If i boot on stock 2.4.29 kernel, then all is ok.
The 2.4.x kernels could often run without any swap. The 2.6.x kernels pretty much require it (or so I recall reading back when 2.6 was initially released).

Post any questions. Good luck... (I may be slow in replying since LQ hasn't been able to use my email address to send notifications on replies. For the last year or so. (grumble, grumble).)

Linux.tar.gz 03-28-2005 08:36 AM

I use P166 as a server, so i can let him compile quiet!

Yes i have defined a swap partition. When i use the default kernel, top is ok.
I compiled new kernel with swap option, like i do on other computers (i compile a LOT of kernel), but the output of top is different. It shows 0k.

Swapon don't work.

I'll continue to search. Thx.

puffinman 06-06-2005 09:59 PM

I'm having this same problem with the 2.6.11.11 kernel on my HP ze4430us running slackware 10.1. Swap works fine with default 2.4.29 kernel. Has anyone figured this out?

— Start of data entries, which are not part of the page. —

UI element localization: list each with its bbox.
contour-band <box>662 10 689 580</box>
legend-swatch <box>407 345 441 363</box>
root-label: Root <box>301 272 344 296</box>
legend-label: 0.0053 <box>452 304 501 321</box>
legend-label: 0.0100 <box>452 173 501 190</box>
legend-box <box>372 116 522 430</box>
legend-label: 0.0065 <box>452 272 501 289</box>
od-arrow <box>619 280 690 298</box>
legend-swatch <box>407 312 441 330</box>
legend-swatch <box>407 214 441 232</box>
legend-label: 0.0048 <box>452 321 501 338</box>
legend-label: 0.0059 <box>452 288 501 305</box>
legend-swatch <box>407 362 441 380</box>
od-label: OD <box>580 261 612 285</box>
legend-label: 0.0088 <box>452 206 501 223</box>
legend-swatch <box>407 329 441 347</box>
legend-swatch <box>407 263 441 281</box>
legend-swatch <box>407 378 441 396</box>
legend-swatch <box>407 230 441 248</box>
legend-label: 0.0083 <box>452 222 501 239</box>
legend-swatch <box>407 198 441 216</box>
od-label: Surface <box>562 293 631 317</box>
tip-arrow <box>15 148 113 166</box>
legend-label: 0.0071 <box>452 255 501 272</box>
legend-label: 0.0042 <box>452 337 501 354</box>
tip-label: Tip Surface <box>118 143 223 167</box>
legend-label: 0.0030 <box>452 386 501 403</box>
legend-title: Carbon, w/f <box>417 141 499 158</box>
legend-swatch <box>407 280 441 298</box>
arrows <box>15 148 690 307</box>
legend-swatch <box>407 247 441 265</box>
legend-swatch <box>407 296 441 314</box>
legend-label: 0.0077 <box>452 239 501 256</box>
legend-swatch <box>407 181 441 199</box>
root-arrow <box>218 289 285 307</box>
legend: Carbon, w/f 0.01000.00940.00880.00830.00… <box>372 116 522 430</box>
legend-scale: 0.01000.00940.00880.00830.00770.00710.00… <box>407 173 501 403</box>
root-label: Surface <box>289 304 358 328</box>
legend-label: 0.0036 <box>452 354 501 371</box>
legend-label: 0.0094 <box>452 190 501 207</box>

puffinman 06-07-2005 04:57 PM

I finally figured it out. Turns out that one time I was playing with the suspend-to-disk option of the new kernel, but never got it working and just forgot about it. The suspend to disk writes the RAM image to the swap partition, and then the kernel needs to be run with appropriate parameters to check for the presence of this data in the swap partition on reboot. If you don't run the kernel with this option (or run an older kernel that does not have suspend/resume capability), then the kernel will see all this data on the swap partition as corruption and won't mount the partition at all. Problem was solved by re-initializing the swap partition with
Code:

mkswap /dev/hda1
(insert your swap partition in place of hda1).